Some kinds of excitement lead to unhealthy choicesJune 22nd, 2010 - 8:00 pm ICT by IANS
Washington, June 22 (IANS) You might want to avoid shopping for food right after a heavy workout or drinking after an intense day of high-powered negotiations if you want to avoid unhealthy choices, says a new study.
“While happy people make better and healthier choices, this is dependent on the intensity of the positive feelings experienced,” said study authors Alexander Fedorikhin and Vanessa M. Patrick of Indiana and Houston Universities respectively.
“In other words, the level of arousal (excitement) accompanying the positive mood state can interfere with the beneficial effect of the positive mood on resistance to temptation,” they said.
In three studies, the authors found that arousal interfered with the effects of positive mood to influence resistance to tempting food.
In one study, the authors asked some participants to watch a positive but calm movie clip while another set of participants watched a positive but exciting movie clip.
All participants were then asked to choose between two snacks: a cup of grapes and a cup of M&Ms (candies and sweets).
“The results showed that those participants who watched the arousing movie clip were more likely to choose M&Ms than those who watched the calm clip.
“Moreover, when participants who watched the calm movie clip would choose M&Ms, they were more likely to carefully regulate or monitor the amount of M&Ms they ate,” the authors write.
In another study, the researchers added exercise to the mix.
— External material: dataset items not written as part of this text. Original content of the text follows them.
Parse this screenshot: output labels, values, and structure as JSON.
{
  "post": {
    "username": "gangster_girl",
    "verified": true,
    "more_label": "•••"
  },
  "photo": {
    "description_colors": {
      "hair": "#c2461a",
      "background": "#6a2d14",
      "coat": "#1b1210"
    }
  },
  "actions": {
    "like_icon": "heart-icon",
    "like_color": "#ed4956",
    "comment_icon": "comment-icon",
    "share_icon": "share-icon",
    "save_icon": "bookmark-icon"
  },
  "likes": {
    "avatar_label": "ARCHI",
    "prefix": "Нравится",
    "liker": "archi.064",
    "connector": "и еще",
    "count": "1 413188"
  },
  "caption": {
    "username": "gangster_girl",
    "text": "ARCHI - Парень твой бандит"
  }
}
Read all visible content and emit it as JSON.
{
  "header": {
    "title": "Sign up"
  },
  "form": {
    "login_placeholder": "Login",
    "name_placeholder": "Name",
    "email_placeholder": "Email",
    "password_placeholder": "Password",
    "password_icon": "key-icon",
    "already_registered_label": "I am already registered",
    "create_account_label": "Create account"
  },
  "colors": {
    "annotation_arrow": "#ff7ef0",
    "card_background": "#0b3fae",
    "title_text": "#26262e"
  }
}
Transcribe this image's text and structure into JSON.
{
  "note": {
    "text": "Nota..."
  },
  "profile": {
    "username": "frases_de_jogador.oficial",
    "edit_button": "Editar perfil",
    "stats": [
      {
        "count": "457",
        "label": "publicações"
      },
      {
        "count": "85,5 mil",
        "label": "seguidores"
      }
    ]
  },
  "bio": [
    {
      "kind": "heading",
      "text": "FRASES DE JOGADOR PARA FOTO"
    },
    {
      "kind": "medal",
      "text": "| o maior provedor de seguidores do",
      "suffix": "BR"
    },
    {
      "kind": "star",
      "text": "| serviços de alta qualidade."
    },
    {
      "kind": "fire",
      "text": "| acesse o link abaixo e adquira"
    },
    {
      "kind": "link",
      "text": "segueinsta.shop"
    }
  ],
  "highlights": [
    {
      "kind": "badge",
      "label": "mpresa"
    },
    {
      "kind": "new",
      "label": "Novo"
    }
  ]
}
Participants who watched the calm movie and performed a light exercise on a stepstool were more likely to choose M&Ms than those who were sedentary, said an Indiana release.
The authors also proposed that a shortage of mental energy leads to less healthy choices. To test this theory, the researchers had some people in each group remember a seven digit number and assigned others a two digit number. The people with the larger number were more likely to choose M&Ms.
“In order to resist temptations and make choices that are healthy and have longterm benefits, a person needs to be both in a positive frame of mind and have the available mental energy needed to make good choices,” the authors conclude.
These findings were published in the Journal of Consumer Research.